The first unified, pan-tumor guideline framework has been released for how pathologists should evaluate and score response in the neoadjuvant setting. These consensus guidelines, which were a joint effort by the Society for Immunotherapy of Cancer's (SITC) Pan-tumor Harmonization of Pathologic Response Assessment efforts and the International Neoadjuvant Melanoma Consortium (INMC), build upon prior criteria for tumor response measurements after surgery, which were first developed using immune-related criteria for lung cancer and then extended across tumor types. The updated guidelines have taken into account 5 years of real-world use and data.
The guidelines as well as a related reproducibility study were both published in the Annals of Oncology.
“Neoadjuvant therapy is rapidly expanding across cancer types, and pathologic response is emerging as a predictor of long-term survival and an important clinical trial endpoint,” stated lead author Julie Stein Deutsch, MD, Assistant Professor of Dermatology, Pathology, and Oncology, Johns Hopkins Medicine. “However, scoring systems have varied widely by tumor type, making it difficult to compare across studies or apply results reliably in practice. This unified approach establishes a common language that will benefit clinical care, research and future regulatory use.”
Background
Researchers have noted that pathologic responses to treatments, especially immunotherapy treatments, have appeared similar across cancer types, leading to the coalescing of response criteria into one set of guidelines.
“Most pathologists around the world are generalists, not tumor-type specialists,” said senior author Janis Taube, MD, Director of Dermatopathology and Co-Director of the Bloomberg~Kimmel Institute Tumor Microenvironment Laboratory. “Switching between multiple scoring systems is inefficient and can lead to inconsistent reporting. Our findings support a pan-tumor system—and importantly, no existing tumor-specific system outperforms this unified approach in predicting patient outcomes.”
Leaders across the fields of pathology, oncology, and surgery came together to update, harmonize, and standardize pathologic response assessments for patients with cancer being treated with neoadjuvant therapy. They aimed to create one set of updated consensus guidelines that would apply across tumor types, rather than tumor type– or therapy type–specific response criteria.
Guidelines
Within the updated guidelines is a recommendation for a standardized approach to tissue submission based on size.

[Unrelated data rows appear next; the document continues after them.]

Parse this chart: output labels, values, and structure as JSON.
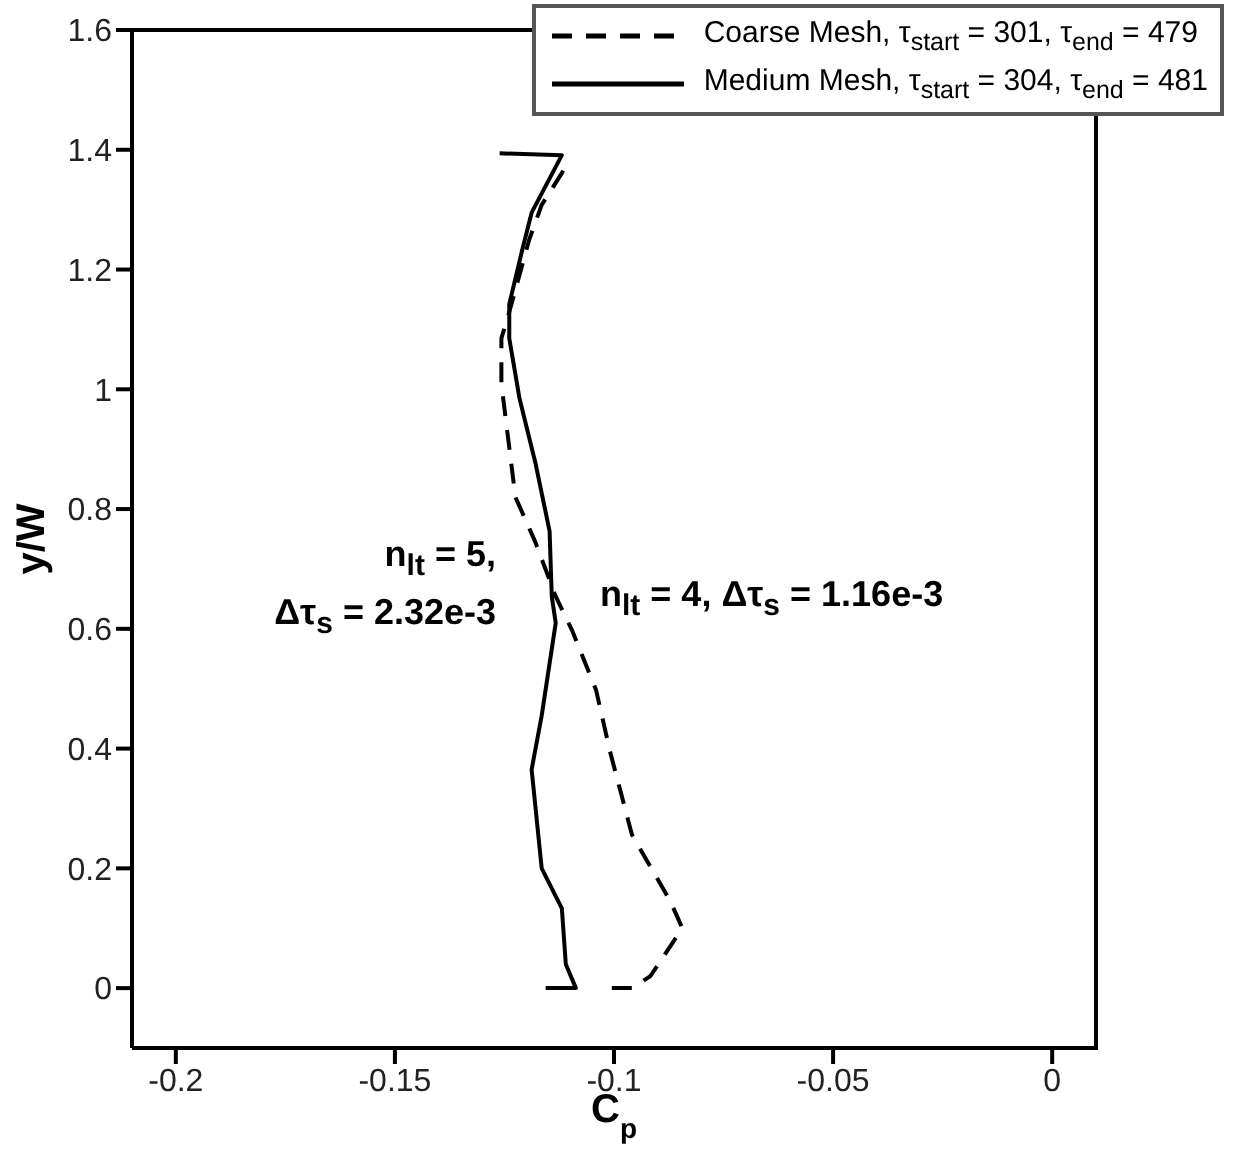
{
  "chart_data": {
    "type": "line",
    "xlabel": "C$_{p}$",
    "ylabel": "y/W",
    "xlim": [
      -0.21,
      0.01
    ],
    "xticks": [
      -0.2,
      -0.15,
      -0.1,
      -0.05,
      0
    ],
    "ylim": [
      -0.1,
      1.6
    ],
    "yticks": [
      0,
      0.2,
      0.4,
      0.6,
      0.8,
      1,
      1.2,
      1.4,
      1.6
    ],
    "grid": false,
    "legend": "top right",
    "marker": "none",
    "series": [
      {
        "name": "Coarse Mesh, τ$_{start}$ = 301, τ$_{end}$ = 479",
        "color": "#000000",
        "line_style": "dashed",
        "x": [
          -0.1005,
          -0.0959,
          -0.0917,
          -0.0844,
          -0.0872,
          -0.0959,
          -0.1009,
          -0.1041,
          -0.1096,
          -0.1133,
          -0.1179,
          -0.1225,
          -0.1257,
          -0.1257,
          -0.1239,
          -0.1193,
          -0.1165,
          -0.1119,
          -0.111
        ],
        "values": [
          0,
          0,
          0.02,
          0.1,
          0.146,
          0.256,
          0.395,
          0.498,
          0.598,
          0.654,
          0.744,
          0.82,
          1.009,
          1.085,
          1.129,
          1.251,
          1.308,
          1.361,
          1.374
        ]
      },
      {
        "name": "Medium Mesh, τ$_{start}$ = 304, τ$_{end}$ = 481",
        "color": "#000000",
        "line_style": "solid",
        "x": [
          -0.1156,
          -0.1087,
          -0.111,
          -0.1119,
          -0.1165,
          -0.1188,
          -0.1165,
          -0.1133,
          -0.1142,
          -0.1147,
          -0.1179,
          -0.1216,
          -0.1239,
          -0.1239,
          -0.1211,
          -0.1188,
          -0.1124,
          -0.1119,
          -0.1261
        ],
        "values": [
          0,
          0,
          0.04,
          0.133,
          0.2,
          0.365,
          0.455,
          0.61,
          0.654,
          0.763,
          0.876,
          0.986,
          1.085,
          1.142,
          1.228,
          1.295,
          1.384,
          1.391,
          1.394
        ]
      }
    ],
    "annotations": [
      "n$_{lt}$ = 5,\nΔτ$_{s}$ = 2.32e-3",
      "n$_{lt}$ = 4, Δτ$_{s}$ = 1.16e-3"
    ]
  }
}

A tumor/tumor bed 3 cm or less is recommended to be submitted in its entirety; if the tumor is larger than 3 cm, at a minimum one complete cross-section of tumor/tumor bed should be submitted from the longest dimension of the tumor for embedding, as well as the interface of the tumor with surrounding tissue when possible.
Quantification and scoring for pathologic response to neoadjuvant treatment for both the primary tumor and the lymph node components should be assessed based on the percentage of residual viable tumor, necrosis, and regression.
Reproducibility Study
Also steering the establishment of these updated guidelines was a multi-institutional, international study led by SITC for evaluating interobserver pathologist variability among response assessments by tumor type, anatomic location, and specimen type in using the updated pan-tumor criteria.

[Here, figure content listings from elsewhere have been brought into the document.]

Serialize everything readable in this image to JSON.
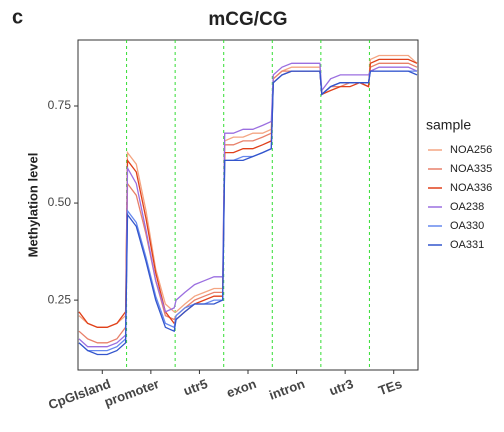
{
  "panel_label": "c",
  "chart_data": {
    "type": "line",
    "title": "mCG/CG",
    "ylabel": "Methylation level",
    "legend_title": "sample",
    "legend": "right",
    "grid": false,
    "x": [
      0.2,
      2,
      4,
      6,
      8,
      9.8,
      10.2,
      12,
      14,
      16,
      18,
      19.8,
      20.2,
      22,
      24,
      26,
      28,
      29.8,
      30.2,
      32,
      34,
      36,
      38,
      39.8,
      40.2,
      42,
      44,
      46,
      48,
      49.8,
      50.2,
      52,
      54,
      56,
      58,
      59.8,
      60.2,
      62,
      64,
      66,
      68,
      69.8
    ],
    "xlim": [
      0,
      70
    ],
    "xticks": [
      {
        "value": 5,
        "label": "CpGIsland"
      },
      {
        "value": 15,
        "label": "promoter"
      },
      {
        "value": 25,
        "label": "utr5"
      },
      {
        "value": 35,
        "label": "exon"
      },
      {
        "value": 45,
        "label": "intron"
      },
      {
        "value": 55,
        "label": "utr3"
      },
      {
        "value": 65,
        "label": "TEs"
      }
    ],
    "region_boundaries": [
      10,
      20,
      30,
      40,
      50,
      60
    ],
    "boundary_color": "#33dd33",
    "ylim": [
      0.07,
      0.92
    ],
    "yticks": [
      0.25,
      {
        "value": 0.5,
        "label": "0.50"
      },
      0.75
    ],
    "series": [
      {
        "name": "NOA256",
        "color": "#f4a582",
        "values": [
          0.21,
          0.19,
          0.18,
          0.18,
          0.19,
          0.21,
          0.63,
          0.6,
          0.48,
          0.33,
          0.24,
          0.22,
          0.22,
          0.24,
          0.26,
          0.27,
          0.28,
          0.28,
          0.66,
          0.67,
          0.67,
          0.68,
          0.68,
          0.69,
          0.82,
          0.84,
          0.85,
          0.85,
          0.85,
          0.85,
          0.78,
          0.8,
          0.81,
          0.81,
          0.81,
          0.8,
          0.87,
          0.88,
          0.88,
          0.88,
          0.88,
          0.86
        ]
      },
      {
        "name": "NOA335",
        "color": "#e8806a",
        "values": [
          0.17,
          0.15,
          0.14,
          0.14,
          0.15,
          0.18,
          0.55,
          0.52,
          0.42,
          0.3,
          0.21,
          0.2,
          0.21,
          0.23,
          0.25,
          0.26,
          0.27,
          0.27,
          0.65,
          0.65,
          0.66,
          0.66,
          0.67,
          0.68,
          0.82,
          0.84,
          0.84,
          0.84,
          0.84,
          0.84,
          0.78,
          0.8,
          0.8,
          0.81,
          0.81,
          0.8,
          0.85,
          0.86,
          0.86,
          0.86,
          0.86,
          0.85
        ]
      },
      {
        "name": "NOA336",
        "color": "#e0401a",
        "values": [
          0.22,
          0.19,
          0.18,
          0.18,
          0.19,
          0.22,
          0.61,
          0.58,
          0.46,
          0.32,
          0.22,
          0.19,
          0.2,
          0.22,
          0.24,
          0.25,
          0.26,
          0.26,
          0.63,
          0.63,
          0.64,
          0.64,
          0.65,
          0.66,
          0.81,
          0.83,
          0.84,
          0.84,
          0.84,
          0.84,
          0.78,
          0.79,
          0.8,
          0.8,
          0.81,
          0.8,
          0.86,
          0.87,
          0.87,
          0.87,
          0.87,
          0.86
        ]
      },
      {
        "name": "OA238",
        "color": "#9b6fe0",
        "values": [
          0.15,
          0.13,
          0.13,
          0.13,
          0.14,
          0.16,
          0.59,
          0.55,
          0.43,
          0.3,
          0.22,
          0.23,
          0.25,
          0.27,
          0.29,
          0.3,
          0.31,
          0.31,
          0.68,
          0.68,
          0.69,
          0.69,
          0.7,
          0.71,
          0.83,
          0.85,
          0.86,
          0.86,
          0.86,
          0.86,
          0.79,
          0.82,
          0.83,
          0.83,
          0.83,
          0.83,
          0.84,
          0.85,
          0.85,
          0.85,
          0.85,
          0.84
        ]
      },
      {
        "name": "OA330",
        "color": "#6688ee",
        "values": [
          0.14,
          0.12,
          0.12,
          0.12,
          0.13,
          0.15,
          0.48,
          0.45,
          0.36,
          0.26,
          0.19,
          0.18,
          0.21,
          0.23,
          0.24,
          0.24,
          0.25,
          0.25,
          0.61,
          0.61,
          0.62,
          0.62,
          0.63,
          0.64,
          0.81,
          0.83,
          0.84,
          0.84,
          0.84,
          0.84,
          0.78,
          0.8,
          0.81,
          0.81,
          0.81,
          0.81,
          0.84,
          0.84,
          0.84,
          0.84,
          0.84,
          0.84
        ]
      },
      {
        "name": "OA331",
        "color": "#3355cc",
        "values": [
          0.14,
          0.12,
          0.11,
          0.11,
          0.12,
          0.14,
          0.47,
          0.44,
          0.35,
          0.25,
          0.18,
          0.17,
          0.2,
          0.22,
          0.24,
          0.24,
          0.24,
          0.25,
          0.61,
          0.61,
          0.61,
          0.62,
          0.63,
          0.64,
          0.81,
          0.83,
          0.84,
          0.84,
          0.84,
          0.84,
          0.78,
          0.8,
          0.81,
          0.81,
          0.81,
          0.81,
          0.84,
          0.84,
          0.84,
          0.84,
          0.84,
          0.83
        ]
      }
    ]
  }
}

Fourteen participating pathologists were taught about the updated response criteria scoring through online lectures; they then assessed 42 specimens from across 12 tumor types to analyze residual viable tumor, necrosis, and regression measurements for the updated criteria. The researchers also surveyed the participants about their use of and challenges with the new response assessments.
They found the pathologic response criteria scoring to be highly reproducible using the new pan-tumor system. Correlation coefficients between the participants were above 0.8 for residual viable tumor, necrosis, and regression measurements. Subset analyses also showed strong reproducibility, with intraclass correlation coefficients all above 0.86.
“Reproducibility is essential,” Dr. Deutsch said. “Different pathologists must arrive at similar scores if these metrics are going to guide patient care and clinical trials. Our training materials make that possible, and we are partnering with SITC to disseminate these resources.”
The survey responses also helped to bring to light potential barriers to implementation and helped the researchers come up with strategies to overcome these barriers.
Going forward, the researchers plan to refine the thresholds for residual viable tumor for specific tumor types.
DISCLOSURE: The work was supported by The Mark Foundation for Cancer Research, the Bloomberg~Kimmel Institute for Cancer Immunotherapy, the Ontario Institute for Cancer Research, National Institutes of Health/National Cancer Institute, The National Institutes of Health Specialized Programs of Research Excellence, the University of Texas MD Anderson Melanoma Moon Shots Program, LUNGevity Foundation, the Dermatology Foundation, Australia’s National Health and Medical Research Council, University of Sydney Medical Foundation, the Michael and Patricia Booker Melanoma Research Endowment, and the John M. Skibber Endowed Professorship. For full disclosures of the study authors, visit annalsofoncology.org.